Supervalu Antitrust Lawsuit Dismissed
A federal judge has dismissed a 2009 antitrust lawsuit against Minneapolis-based Supervalu Inc. in which a New England grocer alleged the grocery distributor engaged in price-fixing activities.
U.S. District Judge Ann D. Montgomery of the District of Minnesota issued a summary judgment dismissing the action and refused to revisit her July 2012 decision to deny class certification in the case, citing lack of evidence in both rulings.
“We are pleased by this result for our client, which ends more than four years of litigation on a matter that was without merit from the start,” Stephen P. Safranski, lead trial counsel to Supervalu, said in a statement released by law firm Robins, Kaplan, Miller & Ciresi.

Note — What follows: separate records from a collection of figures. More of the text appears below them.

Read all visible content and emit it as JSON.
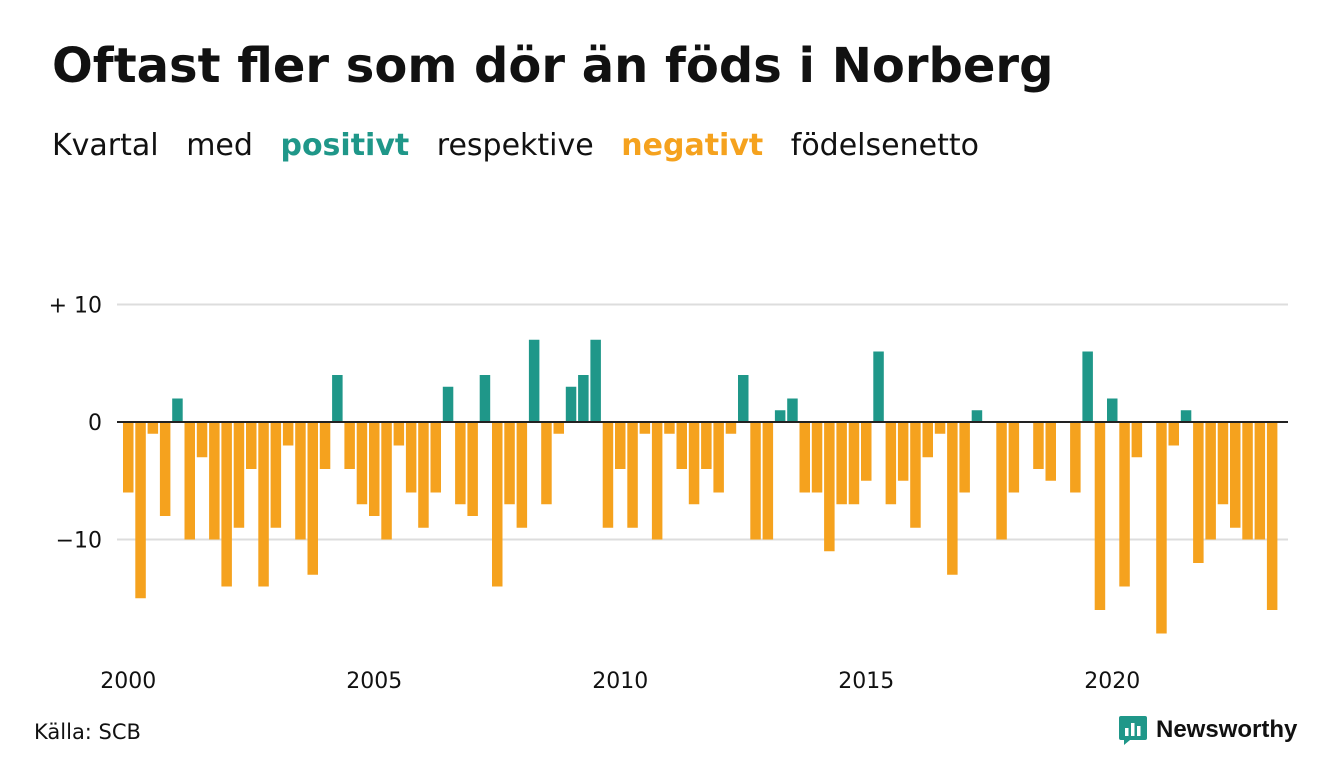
{
  "title": "Oftast fler som dör än föds i Norberg",
  "subtitle": {
    "w1": "Kvartal",
    "w2": "med",
    "positive": "positivt",
    "w3": "respektive",
    "negative": "negativt",
    "w4": "födelsenetto"
  },
  "colors": {
    "positive": "#1f9789",
    "negative": "#f5a21e",
    "grid": "#dddddd",
    "text": "#111111"
  },
  "source": "Källa: SCB",
  "brand": {
    "name": "Newsworthy",
    "icon": "newsworthy-logo-icon"
  },
  "chart_data": {
    "type": "bar",
    "x_start": "2000 Q1",
    "x_tick_labels": [
      "2000",
      "2005",
      "2010",
      "2015",
      "2020"
    ],
    "y_tick_labels": [
      "+ 10",
      "0",
      "−10"
    ],
    "y_ticks": [
      10,
      0,
      -10
    ],
    "ylim": [
      -19,
      11
    ],
    "grid": true,
    "values": [
      -6,
      -15,
      -1,
      -8,
      2,
      -10,
      -3,
      -10,
      -14,
      -9,
      -4,
      -14,
      -9,
      -2,
      -10,
      -13,
      -4,
      4,
      -4,
      -7,
      -8,
      -10,
      -2,
      -6,
      -9,
      -6,
      3,
      -7,
      -8,
      4,
      -14,
      -7,
      -9,
      7,
      -7,
      -1,
      3,
      4,
      7,
      -9,
      -4,
      -9,
      -1,
      -10,
      -1,
      -4,
      -7,
      -4,
      -6,
      -1,
      4,
      -10,
      -10,
      1,
      2,
      -6,
      -6,
      -11,
      -7,
      -7,
      -5,
      6,
      -7,
      -5,
      -9,
      -3,
      -1,
      -13,
      -6,
      1,
      0,
      -10,
      -6,
      0,
      -4,
      -5,
      0,
      -6,
      6,
      -16,
      2,
      -14,
      -3,
      0,
      -18,
      -2,
      1,
      -12,
      -10,
      -7,
      -9,
      -10,
      -10,
      -16
    ]
  }
}
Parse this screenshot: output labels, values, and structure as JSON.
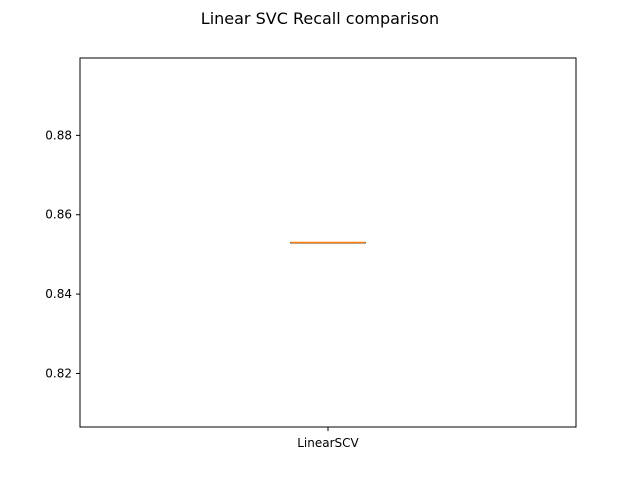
{
  "chart_data": {
    "type": "box",
    "title": "Linear SVC Recall comparison",
    "xlabel": "",
    "ylabel": "",
    "categories": [
      "LinearSCV"
    ],
    "boxes": [
      {
        "label": "LinearSCV",
        "min": 0.853,
        "q1": 0.853,
        "median": 0.853,
        "q3": 0.853,
        "max": 0.853
      }
    ],
    "ylim": [
      0.8065,
      0.8995
    ],
    "yticks": [
      0.82,
      0.84,
      0.86,
      0.88
    ],
    "ytick_labels": [
      "0.82",
      "0.84",
      "0.86",
      "0.88"
    ],
    "grid": false,
    "colors": {
      "median": "#ff7f0e",
      "box": "#000000"
    }
  }
}
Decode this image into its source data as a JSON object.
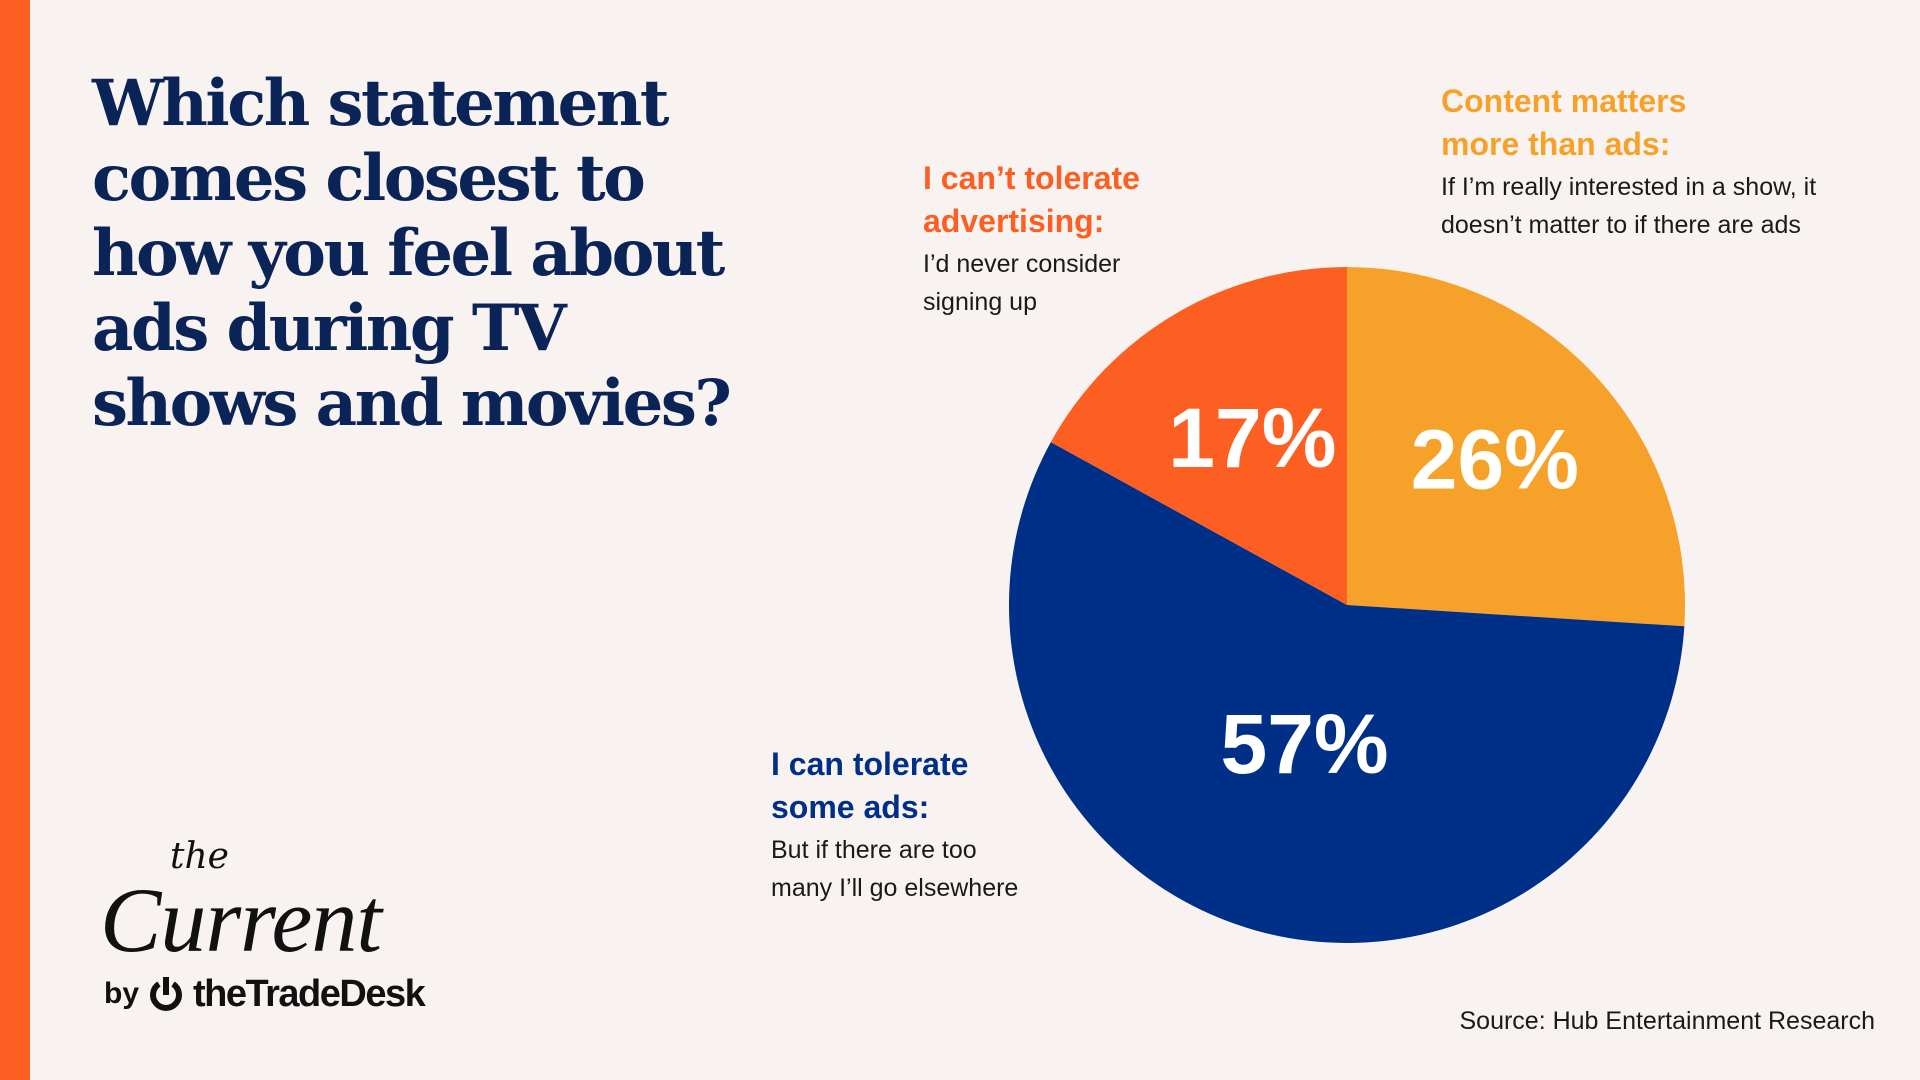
{
  "title": "Which statement comes closest to how you feel about ads during TV shows and movies?",
  "colors": {
    "accent": "#FC5F21",
    "title": "#0B2458",
    "background": "#F8F3F0"
  },
  "chart_data": {
    "type": "pie",
    "title": "Which statement comes closest to how you feel about ads during TV shows and movies?",
    "start": "12 o'clock, clockwise",
    "slices": [
      {
        "label": "Content matters more than ads:",
        "description": "If I'm really interested in a show, it doesn't matter to if there are ads",
        "value": 26,
        "display": "26%",
        "color": "#F6A22A"
      },
      {
        "label": "I can tolerate some ads:",
        "description": "But if there are too many I'll go elsewhere",
        "value": 57,
        "display": "57%",
        "color": "#002F87"
      },
      {
        "label": "I can't tolerate advertising:",
        "description": "I'd never consider signing up",
        "value": 17,
        "display": "17%",
        "color": "#FC5F21"
      }
    ]
  },
  "labels": {
    "yellow": {
      "heading": [
        "Content matters",
        "more than ads:"
      ],
      "body": [
        "If I’m really interested in a show, it",
        "doesn’t matter to if there are ads"
      ]
    },
    "red": {
      "heading": [
        "I can’t tolerate",
        "advertising:"
      ],
      "body": [
        "I’d never consider",
        "signing up"
      ]
    },
    "blue": {
      "heading": [
        "I can tolerate",
        "some ads:"
      ],
      "body": [
        "But if there are too",
        "many I’ll go elsewhere"
      ]
    }
  },
  "source": "Source: Hub Entertainment Research",
  "logo": {
    "the": "the",
    "current": "Current",
    "by": "by",
    "brand": "theTradeDesk"
  }
}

The lawsuit suit arose out of an antitrust challenge brought by several grocery retailers to a 2003 asset exchange agreement between Supervalu and Keene, N.H.-based C&S Wholesale Grocers Inc.
In June 2009, Supervalu and C&S were sued by single-store Boston grocer DeLuca’s Corp., which alleged that the distributors plotted “to allocate markets, customers and territories,” which resulted in price-fixing in New England and part of the Midwest.
The lawsuit alleged the distributors once vied for customers in New England, but shortly after C&S bought operations once run by defunct wholesaler Fleming Cos. Inc. in 2003, C&S and Supervalu agreed that Supervalu would pull out of New England if C&S wouldn’t enter the Midwest, according to published reports.
C&S purchased Supervalu’s New England operations, including facilities in Portland, Maine; Andover, Mass.; and Cranston, R.I., while Supervalu acquired C&S’s Wisconsin DCs.
The lawsuit claimed that the transaction led to raised prices and a subsequent lack of competition in the six New England states as well as in Illinois, Indiana, Iowa, Michigan, Minnesota, Ohio and Wisconsin.